My GF says her father in Cleveland makes a delicacy he calls slumgullion. Anyone know where the term came from?
FWIW, Partridge, A Dictionary of Historical Slang, has:
A slubberdegullion was a “dirty and/or slobbering fellow” and slobgollion was an “oozy, stringy substance found in sperm oil”.
The reference to “H.” is Hotten’s The Slang Dictionary (1859).
It goes back at least a century for sure. There was a HUGE mud slide in southwestern Colorado in the mid-1800s. The slimy yellowish mud earned it the name Slumgullion Slide, and the pass through there is known as Slumgullion Pass. The signage at the overlooks indicates that the term was somewhat akin to “gulash”.

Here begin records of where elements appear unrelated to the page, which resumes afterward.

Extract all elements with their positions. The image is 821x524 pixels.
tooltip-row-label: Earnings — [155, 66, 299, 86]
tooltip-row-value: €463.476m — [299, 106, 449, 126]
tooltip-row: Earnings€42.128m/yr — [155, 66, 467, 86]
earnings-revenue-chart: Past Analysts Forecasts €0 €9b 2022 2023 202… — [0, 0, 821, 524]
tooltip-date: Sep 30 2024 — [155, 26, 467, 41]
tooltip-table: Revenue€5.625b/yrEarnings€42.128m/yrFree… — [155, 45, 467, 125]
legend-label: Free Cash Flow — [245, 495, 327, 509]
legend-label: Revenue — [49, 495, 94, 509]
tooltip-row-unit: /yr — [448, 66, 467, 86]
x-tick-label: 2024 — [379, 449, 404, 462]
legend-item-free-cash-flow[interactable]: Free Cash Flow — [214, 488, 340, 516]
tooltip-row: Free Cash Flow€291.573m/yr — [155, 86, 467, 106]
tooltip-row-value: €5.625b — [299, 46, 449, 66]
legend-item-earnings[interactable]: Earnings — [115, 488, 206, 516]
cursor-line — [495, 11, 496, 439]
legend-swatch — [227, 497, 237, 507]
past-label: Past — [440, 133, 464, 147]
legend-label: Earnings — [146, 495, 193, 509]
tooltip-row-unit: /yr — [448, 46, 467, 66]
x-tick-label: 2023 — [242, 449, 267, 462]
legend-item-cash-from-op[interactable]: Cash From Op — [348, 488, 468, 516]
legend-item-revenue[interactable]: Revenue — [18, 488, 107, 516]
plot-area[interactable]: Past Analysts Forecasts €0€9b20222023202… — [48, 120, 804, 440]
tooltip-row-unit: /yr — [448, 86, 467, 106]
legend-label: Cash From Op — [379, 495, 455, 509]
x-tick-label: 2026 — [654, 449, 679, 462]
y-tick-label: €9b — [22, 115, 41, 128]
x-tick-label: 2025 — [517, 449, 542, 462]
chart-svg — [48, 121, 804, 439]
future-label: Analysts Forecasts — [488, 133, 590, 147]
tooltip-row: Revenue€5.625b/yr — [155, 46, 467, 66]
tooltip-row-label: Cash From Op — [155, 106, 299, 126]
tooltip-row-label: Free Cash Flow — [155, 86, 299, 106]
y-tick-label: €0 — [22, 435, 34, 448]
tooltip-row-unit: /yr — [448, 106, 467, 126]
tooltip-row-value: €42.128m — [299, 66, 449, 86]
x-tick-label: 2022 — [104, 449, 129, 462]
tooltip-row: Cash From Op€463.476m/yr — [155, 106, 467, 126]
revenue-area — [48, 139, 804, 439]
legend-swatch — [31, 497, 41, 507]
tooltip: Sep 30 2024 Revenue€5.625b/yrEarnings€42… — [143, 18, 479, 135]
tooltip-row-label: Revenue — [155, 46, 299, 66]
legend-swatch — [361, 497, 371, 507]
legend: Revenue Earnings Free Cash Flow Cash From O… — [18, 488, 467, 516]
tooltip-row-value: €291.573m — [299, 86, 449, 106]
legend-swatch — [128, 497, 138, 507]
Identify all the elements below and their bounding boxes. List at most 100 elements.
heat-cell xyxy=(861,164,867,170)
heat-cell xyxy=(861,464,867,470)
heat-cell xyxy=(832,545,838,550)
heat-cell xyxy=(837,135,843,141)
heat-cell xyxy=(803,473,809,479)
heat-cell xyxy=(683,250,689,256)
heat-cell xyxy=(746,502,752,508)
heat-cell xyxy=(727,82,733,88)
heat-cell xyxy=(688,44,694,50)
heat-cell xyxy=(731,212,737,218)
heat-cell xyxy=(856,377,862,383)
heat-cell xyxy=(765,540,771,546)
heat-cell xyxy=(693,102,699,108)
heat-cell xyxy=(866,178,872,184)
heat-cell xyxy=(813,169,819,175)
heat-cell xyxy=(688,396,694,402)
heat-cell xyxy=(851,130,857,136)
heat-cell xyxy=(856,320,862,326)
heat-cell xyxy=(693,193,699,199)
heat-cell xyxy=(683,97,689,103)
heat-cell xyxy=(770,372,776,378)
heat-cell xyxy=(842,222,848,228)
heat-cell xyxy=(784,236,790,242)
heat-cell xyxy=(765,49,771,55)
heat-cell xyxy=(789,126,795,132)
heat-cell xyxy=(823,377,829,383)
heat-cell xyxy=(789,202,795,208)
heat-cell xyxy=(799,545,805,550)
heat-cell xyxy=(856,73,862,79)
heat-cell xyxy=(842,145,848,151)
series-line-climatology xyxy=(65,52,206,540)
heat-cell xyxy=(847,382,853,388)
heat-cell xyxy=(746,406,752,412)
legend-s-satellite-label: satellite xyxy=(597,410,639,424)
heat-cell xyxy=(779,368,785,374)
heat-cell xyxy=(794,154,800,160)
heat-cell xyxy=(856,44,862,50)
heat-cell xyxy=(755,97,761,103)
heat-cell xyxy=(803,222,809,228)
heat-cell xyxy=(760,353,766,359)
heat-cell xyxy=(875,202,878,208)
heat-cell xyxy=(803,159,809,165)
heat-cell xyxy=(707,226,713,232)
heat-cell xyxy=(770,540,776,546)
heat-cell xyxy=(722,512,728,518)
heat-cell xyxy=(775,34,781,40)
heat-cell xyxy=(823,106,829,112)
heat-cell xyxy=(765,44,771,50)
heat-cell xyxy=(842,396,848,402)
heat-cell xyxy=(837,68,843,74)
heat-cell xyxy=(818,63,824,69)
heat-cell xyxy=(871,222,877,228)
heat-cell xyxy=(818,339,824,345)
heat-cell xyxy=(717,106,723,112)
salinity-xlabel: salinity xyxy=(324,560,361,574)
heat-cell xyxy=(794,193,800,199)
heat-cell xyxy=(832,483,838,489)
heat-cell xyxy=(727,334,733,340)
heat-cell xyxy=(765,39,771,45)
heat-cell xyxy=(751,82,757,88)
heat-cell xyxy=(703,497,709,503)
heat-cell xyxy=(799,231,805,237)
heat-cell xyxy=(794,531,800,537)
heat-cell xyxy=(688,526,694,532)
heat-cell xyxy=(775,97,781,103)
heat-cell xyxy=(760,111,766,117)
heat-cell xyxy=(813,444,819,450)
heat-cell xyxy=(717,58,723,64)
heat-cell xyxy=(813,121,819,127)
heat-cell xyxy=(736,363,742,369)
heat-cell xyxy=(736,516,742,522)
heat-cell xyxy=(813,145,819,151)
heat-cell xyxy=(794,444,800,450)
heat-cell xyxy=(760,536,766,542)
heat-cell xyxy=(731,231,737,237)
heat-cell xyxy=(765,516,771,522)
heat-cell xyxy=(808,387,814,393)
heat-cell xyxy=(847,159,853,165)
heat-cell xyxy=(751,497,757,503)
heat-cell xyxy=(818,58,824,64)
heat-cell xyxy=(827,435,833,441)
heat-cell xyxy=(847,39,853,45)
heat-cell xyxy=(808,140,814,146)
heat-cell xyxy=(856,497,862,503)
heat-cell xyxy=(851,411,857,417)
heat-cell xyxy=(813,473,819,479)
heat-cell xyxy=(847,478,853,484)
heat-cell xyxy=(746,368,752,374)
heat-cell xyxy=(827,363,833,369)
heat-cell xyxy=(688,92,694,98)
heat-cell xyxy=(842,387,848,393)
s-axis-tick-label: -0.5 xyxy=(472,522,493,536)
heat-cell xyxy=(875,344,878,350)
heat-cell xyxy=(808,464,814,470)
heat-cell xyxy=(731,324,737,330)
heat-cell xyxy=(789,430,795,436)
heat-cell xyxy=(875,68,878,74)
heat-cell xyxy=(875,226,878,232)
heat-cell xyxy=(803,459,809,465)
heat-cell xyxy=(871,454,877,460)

It kinda depends on what meaning of the various variations of the word you’re trying to use.
For the food term, chiefly US in origin, it was a stew or hash of sorts, watery usually, and cited well back into the mid-1800’s It certainly was intertwined with the mining meaning, which was the dross left in the sluiceway.
This is the Slumgullian Pass section of CO Hwy 149. The slide has started to sprout some trees, but it is still obvious in the photo, and much more so on the ground. Lake San Cristibol in the lower left did not exist prior to the mud slide, the slide dammed the valley below and created the lake.
My Dad calls any kind of stew, Slumgullion. There is a bit of a “I don’t like it” tinge.
That sounds a lot like “Jamboree Mulligan”, a kind of stew we used to make on Boy Scout camping trips.
I make a delicious casserole out of elbow macaroni, ground beef, tomato sauce, Velveeta cheese, and a couple of other things, which according to the recipe book whence it came is called “Slumgulion,” or a similar spelling.
There are no slums in Springfield, so I call it Ghetto-gulion.
The term surely goes back further than 1870. Mark Twain quotes someone on the western stage route using it when he went west circa 1860 in his book “Roughing it”. Twain wrote that book as a recollection much later, but I think he’s reporting accurately.